As each runner completes his or her lap, the 21 rounds will be passed on to the next sprinter until 1,500 miles – the distance from Augusta to El Paso, Texas – are reached in honor all fallen Marines and sailors who died in “defiance of tyranny,” Gunnery Sgt. Matthew Grenz said during the tribute’s opening remarks.
Though many Marines said the tribute is essentially an extension of the blisters, sores and sweat they endure in physical training, Grenz said the run is an event marked by “great sorrow and happiness, pain and joy, and heroism and brotherhood” shown in honor of the men and women who came before them.
“Today, we will run for them,” Grenz said. “We will run in the heat of the Georgia sun and in the darkness of the autumn night. For the next 10 days, we will run through the dust, wind, rain and mud with heavy thoughts and heavy hearts.”
The list of the fallen kept at Fort Gordon spans a dozen binders, each filled with hundreds of pages of Marines and sailors ranging in age from 18 to 45 who came from all 50 states and U.S. territories.
Grenz said many had spouses and children.
Two were from the local area: Augusta Navy Petty Officer 1st Class Michael A. Jordan, 35, of Destroyer Squadron 50 in Manama, Bahrain; and Aiken Cpl. Matthew V. Dillon, 25, of Marine Wing Support Squadron 373 in San Diego.
They died during the Iraq War, Jordan on Jan. 13, 2006, and Dillon on Dec. 11, 2006.
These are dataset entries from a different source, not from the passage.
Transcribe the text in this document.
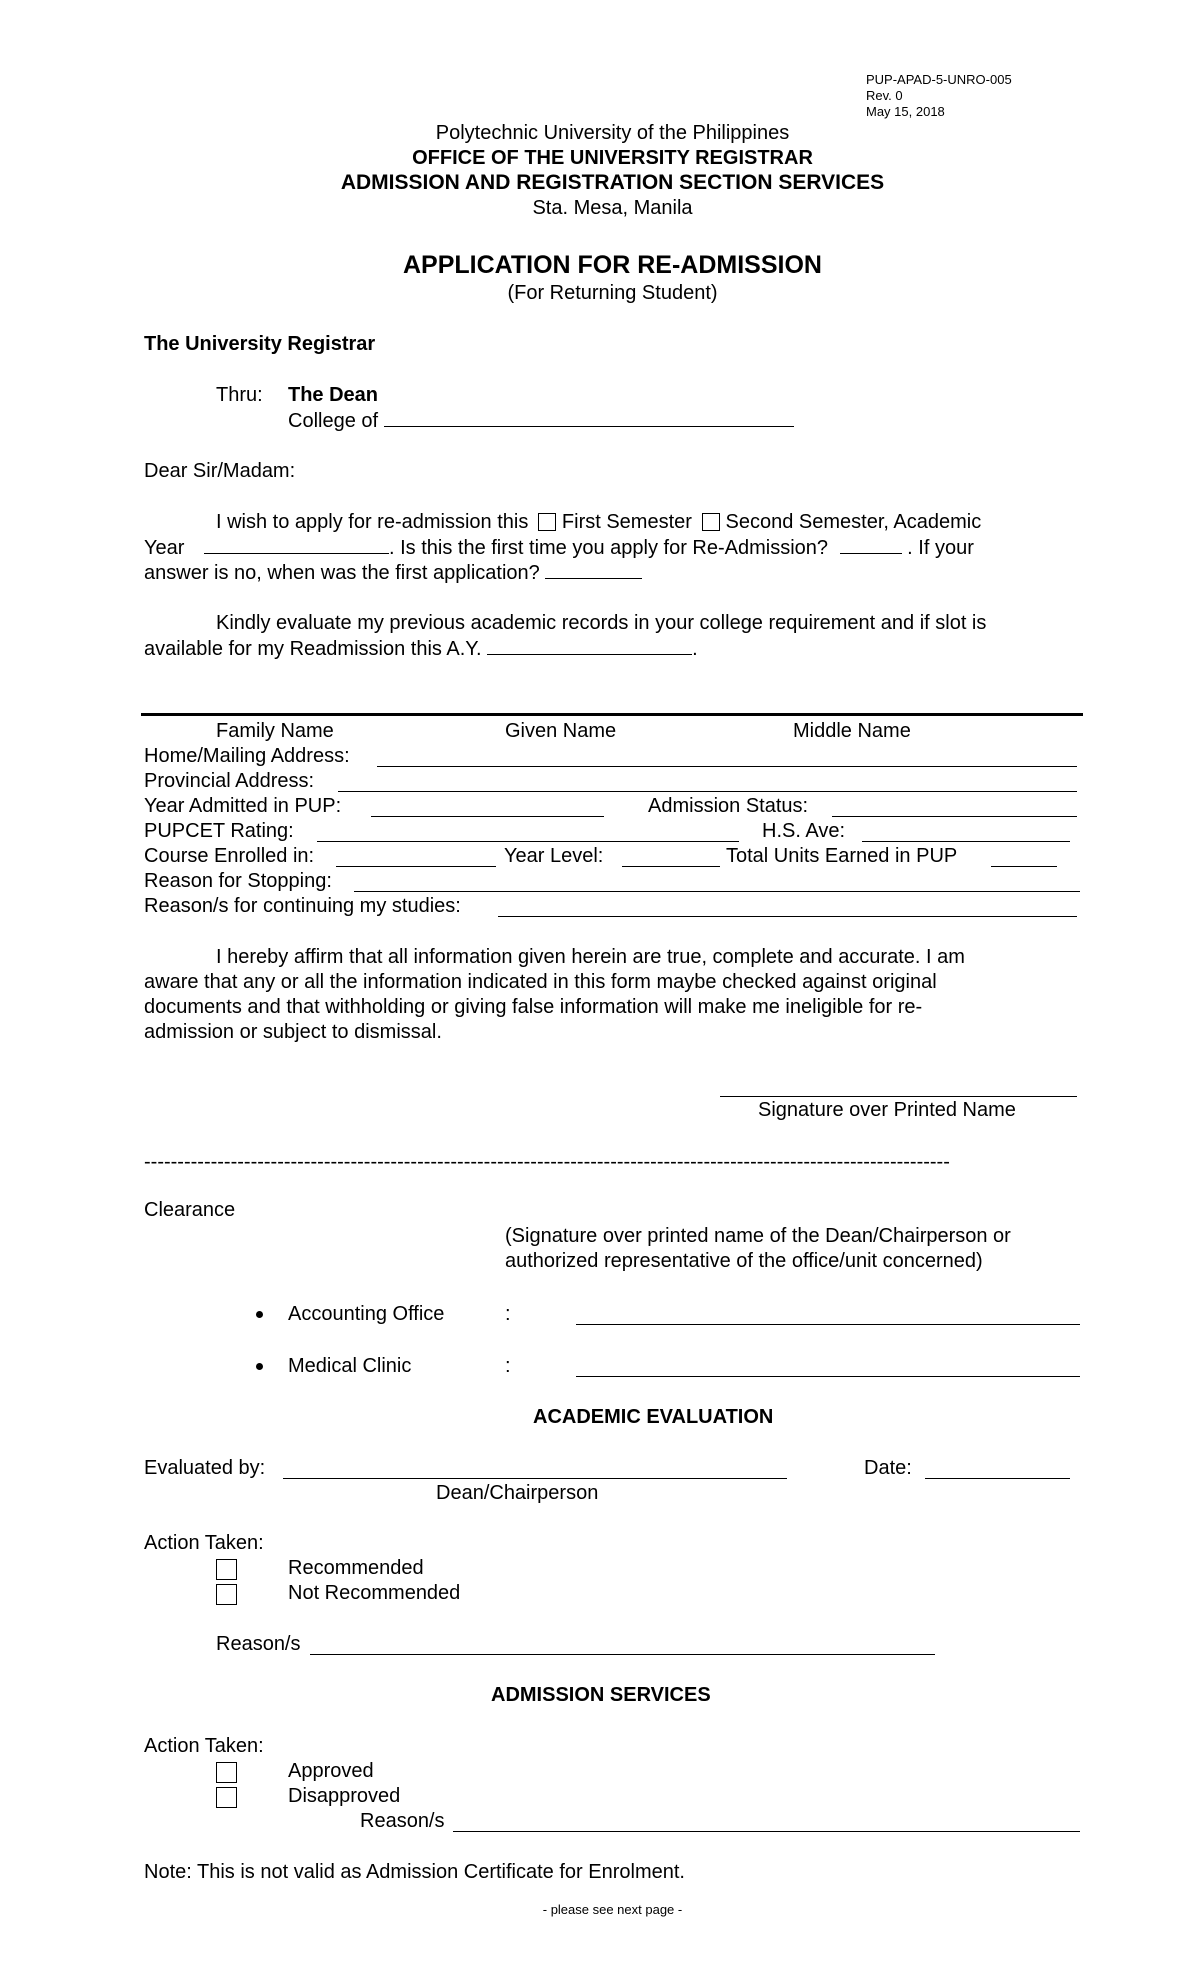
PUP-APAD-5-UNRO-005
Rev. 0
May 15, 2018
Polytechnic University of the Philippines
OFFICE OF THE UNIVERSITY REGISTRAR
ADMISSION AND REGISTRATION SECTION SERVICES
Sta. Mesa, Manila
APPLICATION FOR RE-ADMISSION
(For Returning Student)
The University Registrar
Thru: The Dean
College of
Dear Sir/Madam:
I wish to apply for re-admission this First Semester Second Semester, Academic
Year	. Is this the first time you apply for Re-Admission?	. If your
answer is no, when was the first application?
Kindly evaluate my previous academic records in your college requirement and if slot is
available for my Readmission this A.Y.	.
Family Name	Given Name	Middle Name
Home/Mailing Address:
Provincial Address:
Year Admitted in PUP:	Admission Status:
PUPCET Rating:	H.S. Ave:
Course Enrolled in:	Year Level:	Total Units Earned in PUP
Reason for Stopping:
Reason/s for continuing my studies:
I hereby affirm that all information given herein are true, complete and accurate. I am
aware that any or all the information indicated in this form maybe checked against original
documents and that withholding or giving false information will make me ineligible for re-
admission or subject to dismissal.
Signature over Printed Name
-------------------------------------------------------------------------------------------------------------------------
Clearance
(Signature over printed name of the Dean/Chairperson or
authorized representative of the office/unit concerned)
Accounting Office	:
Medical Clinic	:
ACADEMIC EVALUATION
Evaluated by:	Date:
Dean/Chairperson
Action Taken:
Recommended
Not Recommended
Reason/s
ADMISSION SERVICES
Action Taken:
Approved
Disapproved
Reason/s
Note: This is not valid as Admission Certificate for Enrolment.
- please see next page -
Fort Gordon Sgt. Jeffrey Veit and said the reason he joined the Marines in 2007 was Cpl. Peter Giannopoulos, 22. Giannopoulos, a native of the Chicago area like Veit, was killed in combat in Iraq on Nov. 11, 2004, when enemy forces opened fired.
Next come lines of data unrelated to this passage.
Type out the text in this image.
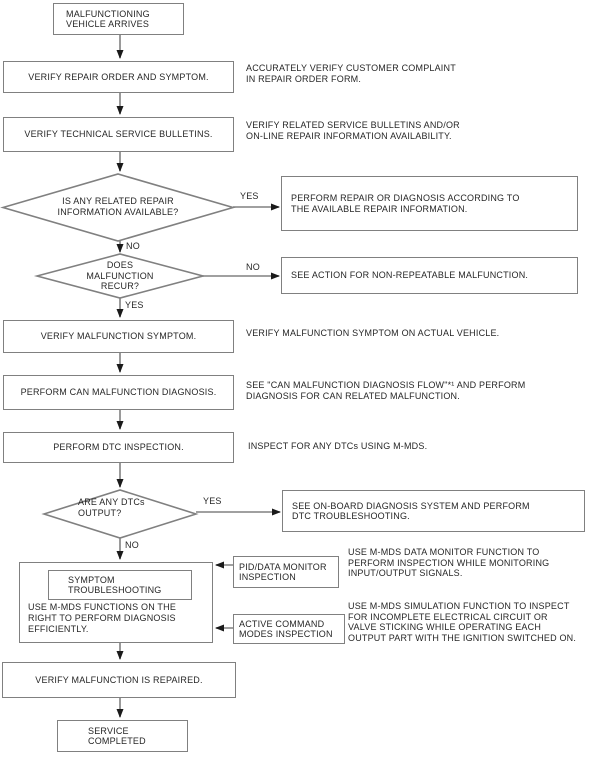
MALFUNCTIONING
VEHICLE ARRIVES
VERIFY REPAIR ORDER AND SYMPTOM.
VERIFY TECHNICAL SERVICE BULLETINS.
IS ANY RELATED REPAIR
INFORMATION AVAILABLE?
DOES
MALFUNCTION
RECUR?
ARE ANY DTCs
OUTPUT?
VERIFY MALFUNCTION SYMPTOM.
PERFORM CAN MALFUNCTION DIAGNOSIS.
PERFORM DTC INSPECTION.
SYMPTOM
TROUBLESHOOTING
USE M-MDS FUNCTIONS ON THE
RIGHT TO PERFORM DIAGNOSIS
EFFICIENTLY.
VERIFY MALFUNCTION IS REPAIRED.
SERVICE
COMPLETED
PERFORM REPAIR OR DIAGNOSIS ACCORDING TO
THE AVAILABLE REPAIR INFORMATION.
SEE ACTION FOR NON-REPEATABLE MALFUNCTION.
SEE ON-BOARD DIAGNOSIS SYSTEM AND PERFORM
DTC TROUBLESHOOTING.
PID/DATA MONITOR
INSPECTION
ACTIVE COMMAND
MODES INSPECTION
ACCURATELY VERIFY CUSTOMER COMPLAINT
IN REPAIR ORDER FORM.
VERIFY RELATED SERVICE BULLETINS AND/OR
ON-LINE REPAIR INFORMATION AVAILABILITY.
VERIFY MALFUNCTION SYMPTOM ON ACTUAL VEHICLE.
SEE "CAN MALFUNCTION DIAGNOSIS FLOW"*¹ AND PERFORM
DIAGNOSIS FOR CAN RELATED MALFUNCTION.
INSPECT FOR ANY DTCs USING M-MDS.
USE M-MDS DATA MONITOR FUNCTION TO
PERFORM INSPECTION WHILE MONITORING
INPUT/OUTPUT SIGNALS.
USE M-MDS SIMULATION FUNCTION TO INSPECT
FOR INCOMPLETE ELECTRICAL CIRCUIT OR
VALVE STICKING WHILE OPERATING EACH
OUTPUT PART WITH THE IGNITION SWITCHED ON.
YES
NO
NO
YES
YES
NO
Veit said he read of Giannopoulos’ death, and that it changed his life.
“He had a similar story,” Veit said. “Seeing someone like me in the news really put why I needed to serve into perspective for me.”
The final tribute lap will be run at 7 a.m. on Nov. 7, by the entire group of Marines and sailors who participated in the event, plus supporting Fort Gordon military units and commanders.
The tribute will conclude when the 21 rounds are handed to the firing detail, and the 21-gun salute is rendered.
Veit, an instructor of satellite communications at Fort Gordon, said he will be there to the end of his fourth tribute run.
“It could’ve been me,” he said of Giannopoulos. “Now, I must dedicate myself to his sacrifice.”